One of my young personal injury lawyers and I had a chat following an Examination for Discovery. He was quite surprised by the tone which the lawyers for the insurance company took with our client. The lawyers were mean, nasty, rude, snarky and did not give our client the benefit of the doubt.
Would that lawyer speak in that rude of a tone to a stranger? Nope.
Would that lawyer speak that way in a regular world setting outside of the law? Nope.
If that lawyer spoke that way in his/her everyday life, would they have any friends? Nope.
So it begs the question: why are lawyers so stern and mean, particularly during the discovery process?
There are many answers to this question.
For starters, not all lawyers are stern, rude and mean. For some, it’s their style. For others, they only have one tool in the tool box, and that’s the hammer. They aren’t charmers. They aren’t familiar with killing them with kindness. They aren’t well versed in getting more bees with honey than you do with vinegar.
I would also like to point out that the Discovery process is an unequal playing field.
The lawyer gets to ask questions.
The Plaintiff deponent has to answer those questions, under oath.
The lawyer is university educated, with a degree in law. This is not their first examination for discovery. They are not intimidated by the process, nor the stage.
The Plaintiff may be university educated, but likely not. And in the vast majority of cases, the Plaintiff does not have a law degree. Some do. But most do not. This is likely their first examination for discovery. It’s their first time being sworn in to tell the truth. It’s an intimidating stage needing to be in the hot seat and answer questions from an aggressive lawyer all day long.
If you took a poll, you would likely see that more people would rather attend at the dentist’s office rather than be examined for discovery. At least with the dentist office, the visit ends within an hour or so, and you get some prizes in the form of a free toothbrush or dental floss when you’re done.
There are not prizes after completing an Examination for Discovery. Perhaps a sigh of relief, but that’s about it. You’re completely drained with it’s over. It’s not just you. The lawyers are completely drained as well. And if they tell you that they aren’t drained, they’re not telling you the truth. It’s a mentally exhausting process.
With a discovery, not only can it last all day long, but you may need to return to answer further questions if not completed, or questions arising to your lawyer’s undertakings. It ends, but it doesn’t really end. What’s said is on the record, forever; and that record cannot be changed (save with few legal exceptions), which will invariably be argued in Court.
For some lawyers, there is a strategy of being mean or rude at discovery.
Tone is not reflected on the transcript. The transcript is written and does not pick up the tone of what’s being said. It’s only words on the page, and those words are all heard in the reader’s head, without tone or any inflection. There is no yelling on the page; unless someone states on the record something to the effect:
“There is no need to raise your voice” or “please stop yelling” or “your rude tone is not appreciate nor necessary“. These statements will provide the context for how the questioning is being conducted. But the substance of those questions and answers is all the same given that it comes across as words on the page and nothing more.

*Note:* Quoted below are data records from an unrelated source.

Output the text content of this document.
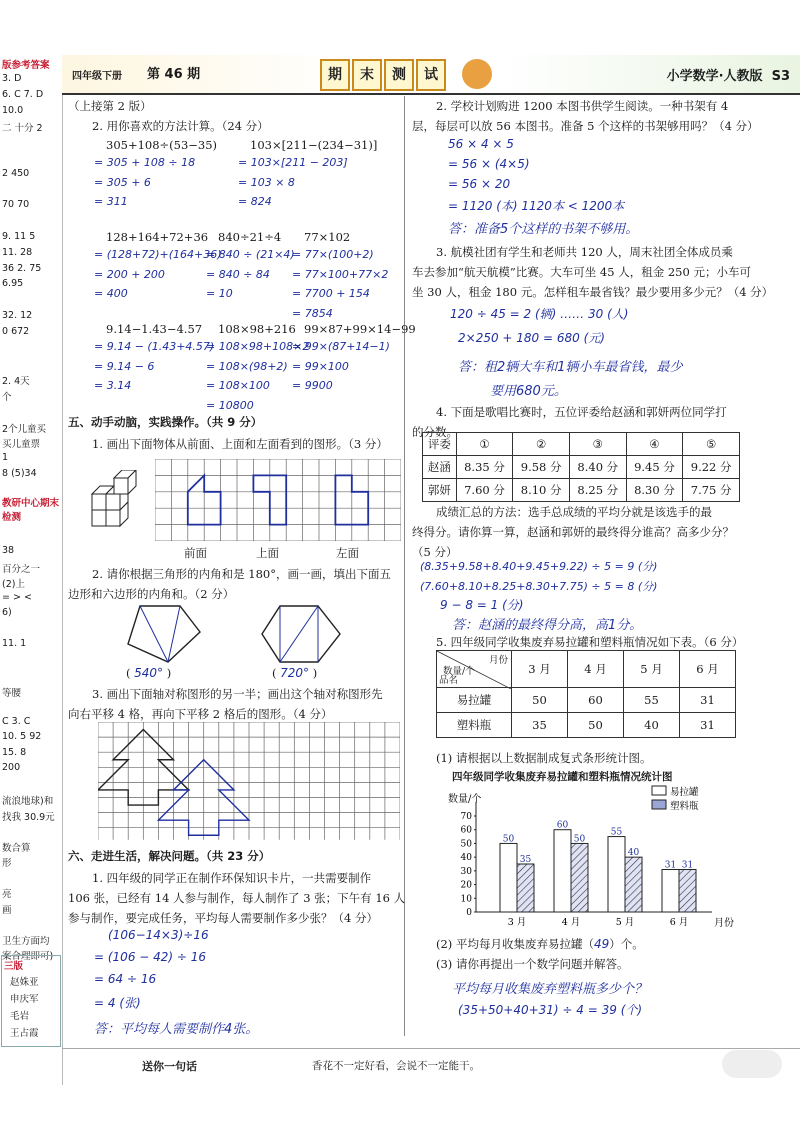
版参考答案
3. D
6. C 7. D
10.0
二 十分 2
2 450
70 70
9. 11 5
11. 28
36 2. 75
6.95
32. 12
0 672
2. 4天
个
2个儿童买
买儿童票
1
8 (5)34
教研中心期末检测
38
百分之一
(2)上
= > <
6)
11. 1
等腰
C 3. C
10. 5 92
15. 8
200
流浪地球)和
找我 30.9元
数合算
形
亮
画
卫生方面均
案合理即可)
三版
赵姝亚
申庆军
毛岩
王占霞
四年级下册 第 46 期	期	末	测	试	小学数学·人教版 S3
（上接第 2 版）
2. 用你喜欢的方法计算。（24 分）
305+108÷(53−35)
= 305 + 108 ÷ 18
= 305 + 6
= 311
103×[211−(234−31)]
= 103×[211 − 203]
= 103 × 8
= 824
128+164+72+36
= (128+72)+(164+36)
= 200 + 200
= 400
840÷21÷4
= 840 ÷ (21×4)
= 840 ÷ 84
= 10
77×102
= 77×(100+2)
= 77×100+77×2
= 7700 + 154
= 7854
9.14−1.43−4.57
= 9.14 − (1.43+4.57)
= 9.14 − 6
= 3.14
108×98+216
= 108×98+108×2
= 108×(98+2)
= 108×100
= 10800
99×87+99×14−99
= 99×(87+14−1)
= 99×100
= 9900
五、动手动脑，实践操作。（共 9 分）
1. 画出下面物体从前面、上面和左面看到的图形。（3 分）
前面	上面	左面
2. 请你根据三角形的内角和是 180°，画一画，填出下面五
边形和六边形的内角和。（2 分）
( 540° )	( 720° )
3. 画出下面轴对称图形的另一半；画出这个轴对称图形先
向右平移 4 格，再向下平移 2 格后的图形。（4 分）
六、走进生活，解决问题。（共 23 分）
1. 四年级的同学正在制作环保知识卡片，一共需要制作
106 张，已经有 14 人参与制作，每人制作了 3 张；下午有 16 人
参与制作，要完成任务，平均每人需要制作多少张？（4 分）
(106−14×3)÷16
= (106 − 42) ÷ 16
= 64 ÷ 16
= 4 (张)
答：平均每人需要制作4张。
2. 学校计划购进 1200 本图书供学生阅读。一种书架有 4
层，每层可以放 56 本图书。准备 5 个这样的书架够用吗？（4 分）
56 × 4 × 5
= 56 × (4×5)
= 56 × 20
= 1120 (本) 1120本 < 1200本
答：准备5个这样的书架不够用。
3. 航模社团有学生和老师共 120 人，周末社团全体成员乘
车去参加“航天航模”比赛。大车可坐 45 人，租金 250 元；小车可
坐 30 人，租金 180 元。怎样租车最省钱？最少要用多少元？（4 分）
120 ÷ 45 = 2 (辆) …… 30 (人)
2×250 + 180 = 680 (元)
答：租2辆大车和1辆小车最省钱，最少
要用680元。
4. 下面是歌唱比赛时，五位评委给赵涵和郭妍两位同学打
的分数。
评委	①	②	③	④	⑤
赵涵	8.35 分	9.58 分	8.40 分	9.45 分	9.22 分
郭妍	7.60 分	8.10 分	8.25 分	8.30 分	7.75 分
成绩汇总的方法：选手总成绩的平均分就是该选手的最
终得分。请你算一算，赵涵和郭妍的最终得分谁高？高多少分？
（5 分）
(8.35+9.58+8.40+9.45+9.22) ÷ 5 = 9 (分)
(7.60+8.10+8.25+8.30+7.75) ÷ 5 = 8 (分)
9 − 8 = 1 (分)
答：赵涵的最终得分高，高1分。
5. 四年级同学收集废弃易拉罐和塑料瓶情况如下表。（6 分）
月份
数量/个
品名	3 月	4 月	5 月	6 月
易拉罐	50	60	55	31
塑料瓶	35	50	40	31
(1) 请根据以上数据制成复式条形统计图。
四年级同学收集废弃易拉罐和塑料瓶情况统计图
数量/个
月份
0
10
20
30
40
50
60
70
50
35
3 月
60
50
4 月
55
40
5 月
31 31
6 月
易拉罐
塑料瓶
(2) 平均每月收集废弃易拉罐（49）个。
(3) 请你再提出一个数学问题并解答。
平均每月收集废弃塑料瓶多少个？
(35+50+40+31) ÷ 4 = 39 (个)
送你一句话	香花不一定好看，会说不一定能干。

Lawyers know this. So their tone, when reading over the transcript doesn’t come into play.
Lawyers also know that it’s likely the Plaintiff’s first time participating in a real litigation step with multiple lawyers, statements made under oath and a Court Reporter. An Examination for Discovery is a big deal. The lawyer for the Defendant wants to intimidate the Plaintiff to let him/her know that they are taking their case very seriously; and that they mean business. Defending their case is no joke, and they will go to every step necessary to defeat their claim and get costs against them. They want to send the message that if you bring your case to Court, we intend to bury you, to humiliate you, and to make your life miserable. Going to Court is no fun; messing with me and my client is no fun; and we want to scare you so that you drop your case, or settle for an amount which is much lower than you would expect.
Whether intentional, or not, this intimidation factor after the Examination for Discovery along with the potential of going to trial is very real, and very scary for the vast majority of Plaintiffs in personal injury cases. I can’t say that I blame them. The average person is not involved in litigation; let alone litigation against a multi billion dollar deep pocketed insurance company with unlimited resources. Going to Small Claims Court against your neighbors for a tree which fell on your property is one thing. Going to Superior Court on a multi million dollar personal injury case is a whole different ball of wax, with a different set of rules altogether.
A good discovery can elevate a case which needs elevating. A bad discovery can completely destroy a case, along with any prospect of settlement. If a lawyer for the Defendant isn’t buying what you’re selling; doesn’t find the Plaintiff credible, likeable or believable, the personal injury case likely won’t succeed or nor will it settle for an amount which the Plaintiff had hoped for, or came to expect at the outset of the litigation.
A few tips we have for our clients to avoid having a bad examination for discovery are rather simple. They include, but aren’t limited to:
- Don’t lie
- Don’t guess
- Don’t make things up
- If you can’t remember, say that you don’t remember. This doesn’t hurt your case. But it hurts your case if you make up a detail which isn’t true, or which you know is not the truth but is only your best guess
- Guesses aren’t good. The truth of what you remember is good. And if you can’t remember something, read the tip above for a refresher of what to do.